Assuming the U.S. stays in a 4-4-2 lineup, here’s a look at the depth chart right now:

  • GK: Tim Howard/Brad Guzan/Ethan Horvath/Bill Hamid
  • RB: DeAndre Yedlin
  • CB: Geoff Cameron/Steve Birnbaum
  • CB: John Brooks/Matt Besler/Omar Gonzalez
  • LB: Fabian Johnson/Kellyn Acosta
  • RM: Alejandro Bedoya/Graham Zusi/Gyasi Zardes
  • DM: Michael Bradley/Jermaine Jones/Kyle Beckerman/Wil Trapp
  • AM: Sacha Kljestan/Darlington Nagbe
  • LM: Christian Pulisic/F. Johnson
  • F: Jozy Altidore/Zardes/Jordan Morris
  • F: Bobby Wood/Clint Dempsey

The biggest question marks right now? The young starting goalkeepers behind two veterans, depth at right back behind Yedlin, and depth at left back or left wing. Otherwise, you’ve got some really good players to choose from at nearly every spot.

The battle at center back has some really good options, both experienced and not as much – and we’re not even considering some of the very young options. The midfield is as stacked as it has ever been centrally, even as the U.S. looks for the right depth options behind Michael Bradley. Can Wil Trapp or Caleb Stanko grab a hold of that role and knock Jermaine Jones and Kyle Beckerman out of the squad?

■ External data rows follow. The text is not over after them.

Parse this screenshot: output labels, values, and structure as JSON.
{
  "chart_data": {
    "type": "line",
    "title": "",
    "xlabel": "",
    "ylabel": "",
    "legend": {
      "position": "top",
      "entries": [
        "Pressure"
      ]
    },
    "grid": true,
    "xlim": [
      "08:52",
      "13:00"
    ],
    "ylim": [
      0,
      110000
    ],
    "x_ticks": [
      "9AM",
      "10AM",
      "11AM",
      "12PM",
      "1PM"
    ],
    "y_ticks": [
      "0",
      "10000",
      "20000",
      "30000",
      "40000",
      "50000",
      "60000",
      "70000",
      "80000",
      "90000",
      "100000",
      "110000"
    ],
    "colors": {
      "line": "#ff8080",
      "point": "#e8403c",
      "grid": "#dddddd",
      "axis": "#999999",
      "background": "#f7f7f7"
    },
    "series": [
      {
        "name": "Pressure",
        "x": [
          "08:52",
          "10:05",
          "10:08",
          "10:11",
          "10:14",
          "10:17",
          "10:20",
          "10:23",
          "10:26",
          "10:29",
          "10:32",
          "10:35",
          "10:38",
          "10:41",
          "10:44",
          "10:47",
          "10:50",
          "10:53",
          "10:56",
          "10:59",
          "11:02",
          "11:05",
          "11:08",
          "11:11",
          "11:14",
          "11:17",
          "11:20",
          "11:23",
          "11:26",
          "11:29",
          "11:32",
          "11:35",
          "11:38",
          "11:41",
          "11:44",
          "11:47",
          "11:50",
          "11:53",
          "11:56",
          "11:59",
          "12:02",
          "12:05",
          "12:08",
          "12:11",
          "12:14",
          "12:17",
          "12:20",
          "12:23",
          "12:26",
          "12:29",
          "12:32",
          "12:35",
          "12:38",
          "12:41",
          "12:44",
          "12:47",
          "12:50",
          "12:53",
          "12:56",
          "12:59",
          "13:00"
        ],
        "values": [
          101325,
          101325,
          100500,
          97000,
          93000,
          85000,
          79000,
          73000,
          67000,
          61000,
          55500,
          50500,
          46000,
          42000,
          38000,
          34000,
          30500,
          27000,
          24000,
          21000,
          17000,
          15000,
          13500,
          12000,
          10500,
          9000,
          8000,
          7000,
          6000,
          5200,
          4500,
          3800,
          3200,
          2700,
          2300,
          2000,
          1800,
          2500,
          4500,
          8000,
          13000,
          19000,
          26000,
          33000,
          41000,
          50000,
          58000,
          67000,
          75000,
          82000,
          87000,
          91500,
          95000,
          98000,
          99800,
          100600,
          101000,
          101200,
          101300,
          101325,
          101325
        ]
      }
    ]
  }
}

On the wings, Klinsmann has options. Bedoya is a two-way midfielder who can play centrally as well. Zardes adds pace if you want to fit him into the lineup with Altidore and Wood up top. On the left, Pulisic seems to have grabbed hold of a starting job, though they could use more depth in that spot if Fabian Johnson is going to remain at left back.

The two forwards who could be coming off the bench, Clint Dempsey and Jordan Morris, are starting quality players.

This is a good headache for any coach.

Kljestan proves he belongs

It has been written about here and other places.

Sacha Kljestan’s form in MLS has been worthy of a U.S. national team call-up. It was hard to figure a reason why he had not been called in, especially considering the U.S. was looking for an attacking midfielder who could consistently find that final pass.

In two qualifiers with the U.S. this week, Kljestan proved he could be that man. Kljestan scored two goals and had a pair of assists and was involved in nearly everything the U.S. did in the final third. If this camp was about proving he belonged, Kljestan delivered the perfect argument. It’s impossible to have seen his impact on the team and not call him back in for the Hex in November.

Kljestan linked up well with the forward pairing of Altidore and Wood. He combined with Pulisic often, showing a keen feel for the type of movement between midfielders that causes havoc for opposing teams to defend. He overlapped at times, checked back for the ball when the team needed someone to have possession deeper in the field and was dangerous in space running at a back line – his strength with the New York Red Bulls this season.

Expect Kljestan to be back in the mix for a while.

Pulisic plays unlike anyone in U.S. pool

Here’s what stands out about the 17-year-old winger: He has a swagger we haven’t seen in some time.

Pulisic gets on the ball and he wants to go after people. He looks for the stepovers and the megs, he tries to beat a defender and find the most dangerous pass or shot every time. The simple, safe pass backwards is a last option.

Is there a comparison? Sure. It is reminiscent of a young Landon Donovan, and that’s not an unfair comparison. When Donovan broke into the team and onto the scene in the 2002 World Cup, he did so without fear. He had that brashness and that cockiness on the field that was so necessary. And it made an immediate impression on the team. Pulisic plays the same way. He lacks any fear. He believes he can beat you every time.

Klinsmann talked this week about making sure Pulisic was ready before giving him the starting job. He brought the teenager along slowly, and there is a reason for that. But Pulisic has made an impact every time he enters a game as a sub, and on Tuesday night he showed he can have that same impact over 90 minutes for the U.S. team.

Trinidad isn’t Mexico, but it was a step up from St. Vincent and the Grenadines. And Pulisic was arguably the best player on the field on Tuesday night. If Kljestan proved he belonged he should be in the team, Pulisic showed he is a starter, and the most exciting player to come around in some time.